Gut für die Wirtschaft
Während die positiven makroökonomischen Daten für das Pfund und die Staatsanleihen neutral bis negativ sein dürften, werden sie für den Unternehmenssektor des Landes sicherlich ein willkommenes Geschenk sein. Die niedrige Inflation und das niedrige Zinsniveau dürften in Verbindung mit einer günstigen Arbeitsmarktsituation die Verbraucherausgaben erhöhen und eine positive Konjunkturentwicklung auslösen, die den britischen Indizes und Einzelaktien Auftrieb verleihen wird. Der FTSE 100 ist seit August bereits um mehr als 3 % gestiegen, und diese Gewinne dürften sich sogar noch beschleunigen, wenn die Zinsen sinken und die Haushalte nach Zahlung der Hypothekenzahlungen mehr verfügbares Einkommen zur Verfügung haben.

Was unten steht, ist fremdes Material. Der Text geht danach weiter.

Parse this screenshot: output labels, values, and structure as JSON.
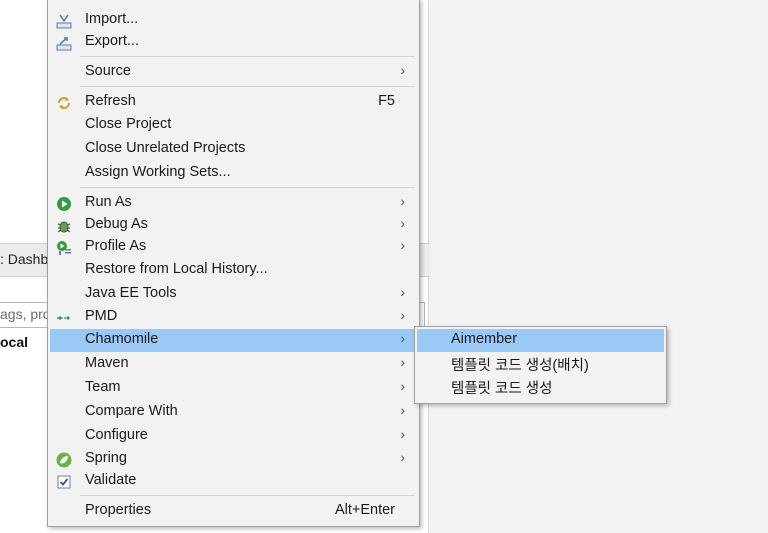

Natürlich wird auch der Herbsthaushalt eine entscheidende Rolle für die Entwicklung des britischen Aktienmarktes spielen, da sich die erwarteten Steuererhöhungen auf Alkohol auf das Gastgewerbe und den Getränkesektor auswirken könnten. Der für die Unternehmen vielleicht beunruhigendste Aspekt des Haushaltsentwurfs der Labour-Partei ist jedoch der Vorschlag, die Arbeitgeberbeiträge zur Sozialversicherung sowohl auf Gehälter als auch auf Renten zu erhöhen, um das "Budgetloch in Höhe von 22 Milliarden" zu stopfen, das die scheidende konservative Regierung in den Staatsfinanzen hinterlassen hat. Dies wird zu einem erheblichen Anstieg der Lohnkosten führen und könnte etwaige Vorteile aus niedrigeren Zinsen zunichte machen. Mit der traditionell günstigen Nikolaus-Rallye von November bis Dezember wird das vollständige Bild frühestens im Januar 2025 klar sein.